Hunger Mountain - Vermont College Journal of the arts

Visiting with Murray Silverstein

by Claire Guyton

What inspired your poem “Back Porch, Twilight”?

A September day, summer vanishing before my eyes, longing to slow time down if not stop it altogether, I wrote a few phrases in my journal: “back porch, twilight,” “garden on its late-summer binge,” and “light left twenty minutes most.” That’s about it. Then, over a period of about two years, I wrote and rewrote about forty drafts.

Tell us about your writing process—either generally or specifically with regard to the birth and development of this poem.

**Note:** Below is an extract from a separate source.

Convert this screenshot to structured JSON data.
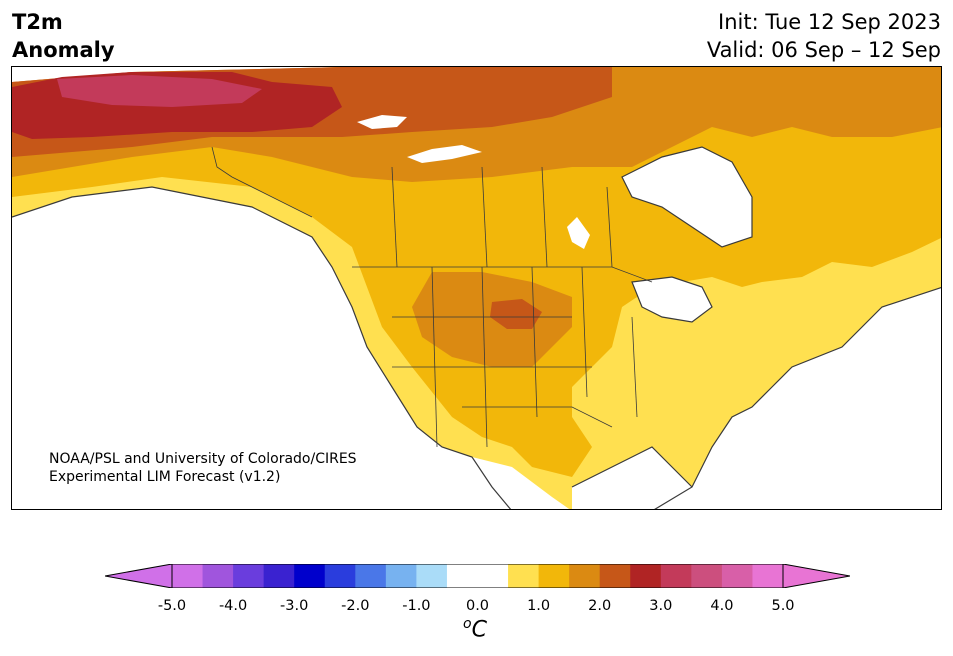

I tend to start poems all the time with notes, phrases, journal entries, and so on, and then see what comes up—which “starts” do I find myself thinking about between writing sessions? When I’m drawn back to something, new material—a word, a phrase, a line by others—begins to insert itself or to attach itself to the original phrases. A few in-between-session moments like this and I’m off; I can feel my way into the “middle” of the poem. That’s the best place to be, by the way, the middle of a poem! Being within—almost in a spatial sense—the middle of something that you sense is going well: in media res feels good to me. Finishing, though, is hard. I tend to fidget with my drafts for a long time, setting them aside, coming back to them; sometimes radically revising. As a result, I find it helpful, even necessary, to keep a rotation going, always something at each stage. Which automatically seems to happen, I’ve noticed, if I follow the rule Keep Starting.

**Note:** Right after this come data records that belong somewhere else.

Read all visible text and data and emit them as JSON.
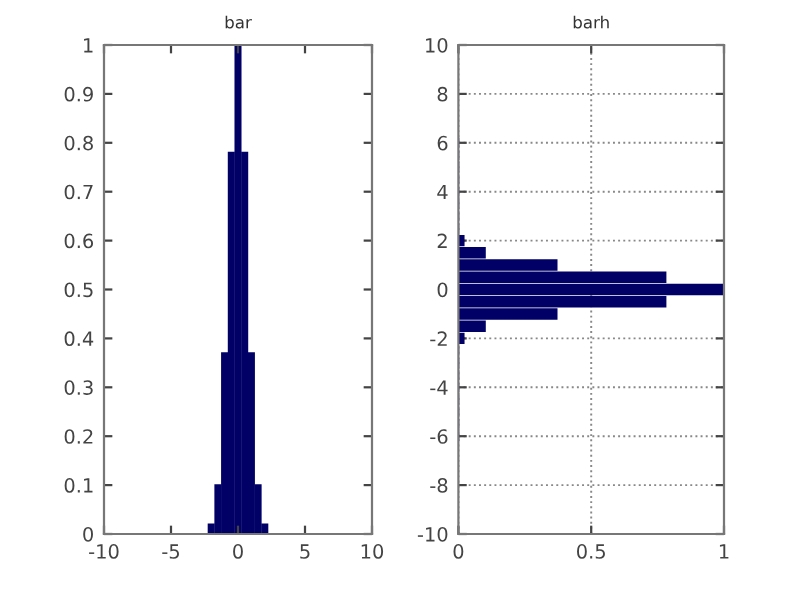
{
  "chart_data": [
    {
      "type": "bar",
      "title": "bar",
      "x": [
        -6,
        -5.5,
        -5,
        -4.5,
        -4,
        -3.5,
        -3,
        -2.5,
        -2,
        -1.5,
        -1,
        -0.5,
        0,
        0.5,
        1,
        1.5,
        2,
        2.5,
        3,
        3.5,
        4,
        4.5,
        5,
        5.5,
        6
      ],
      "values": [
        0,
        0,
        0,
        0,
        0,
        0,
        0,
        0,
        0.02,
        0.1,
        0.37,
        0.78,
        1,
        0.78,
        0.37,
        0.1,
        0.02,
        0,
        0,
        0,
        0,
        0,
        0,
        0,
        0
      ],
      "color": "#000066",
      "xlim": [
        -10,
        10
      ],
      "xticks": [
        -10,
        -5,
        0,
        5,
        10
      ],
      "ylim": [
        0,
        1
      ],
      "yticks": [
        0,
        0.1,
        0.2,
        0.3,
        0.4,
        0.5,
        0.6,
        0.7,
        0.8,
        0.9,
        1
      ],
      "grid": false
    },
    {
      "type": "bar",
      "orientation": "horizontal",
      "title": "barh",
      "x": [
        -6,
        -5.5,
        -5,
        -4.5,
        -4,
        -3.5,
        -3,
        -2.5,
        -2,
        -1.5,
        -1,
        -0.5,
        0,
        0.5,
        1,
        1.5,
        2,
        2.5,
        3,
        3.5,
        4,
        4.5,
        5,
        5.5,
        6
      ],
      "values": [
        0,
        0,
        0,
        0,
        0,
        0,
        0,
        0,
        0.02,
        0.1,
        0.37,
        0.78,
        1,
        0.78,
        0.37,
        0.1,
        0.02,
        0,
        0,
        0,
        0,
        0,
        0,
        0,
        0
      ],
      "color": "#000066",
      "xlim": [
        0,
        1
      ],
      "xticks": [
        0,
        0.5,
        1
      ],
      "ylim": [
        -10,
        10
      ],
      "yticks": [
        -10,
        -8,
        -6,
        -4,
        -2,
        0,
        2,
        4,
        6,
        8,
        10
      ],
      "grid": true,
      "line_style": "dotted"
    }
  ]
}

If you painted this piece, what colors would you use?

As an architect, I find it more congenial to think about places in these terms. If this poem were a built space, what would it be like; what if it were a building, or a room? In that sense, this one’s easy: it’s an outdoor room, or a wonderful porch, half-in and half-out. A place that endures while you (and time) pass through. And a “back” porch, at that, with all the wonderful connotations.

What books have had the most impact on your writing?

That’s tough to answer. I read way, way more than I write. And sometimes I have the weird and pleasurable feeling that my writing is simply reading in another form—aggressive reading, an extension of the reading. The writers and books I love are like one big river in which I always seem to be splashing around; powering along on currents, finding the creeks, the eddies, the delta, the sea. Hard to say what things exactly, at any moment, are keeping me afloat: it’s all one element! A mix of old and new, the canon stuff—I’m adoring Joyce these days—and whatever feels alive. I loved Natasha Trethaway’s Native Guard. For the past few months, I’ve been reading the collected Tomas Tranströmer; just finished his Baltics and The Truth Barrier, and The Sad Gondola. What a great poet! For me, he’s one of those poets, who, as you read them, show you ways, strategies, for going deeper into your own work; very useful. Stevens, Szymborska, Zbigniew Herbert, Heaney, Kunitz, Bob Hass, Mark Doty, and on and on, all are like this for me, all part of the conversation.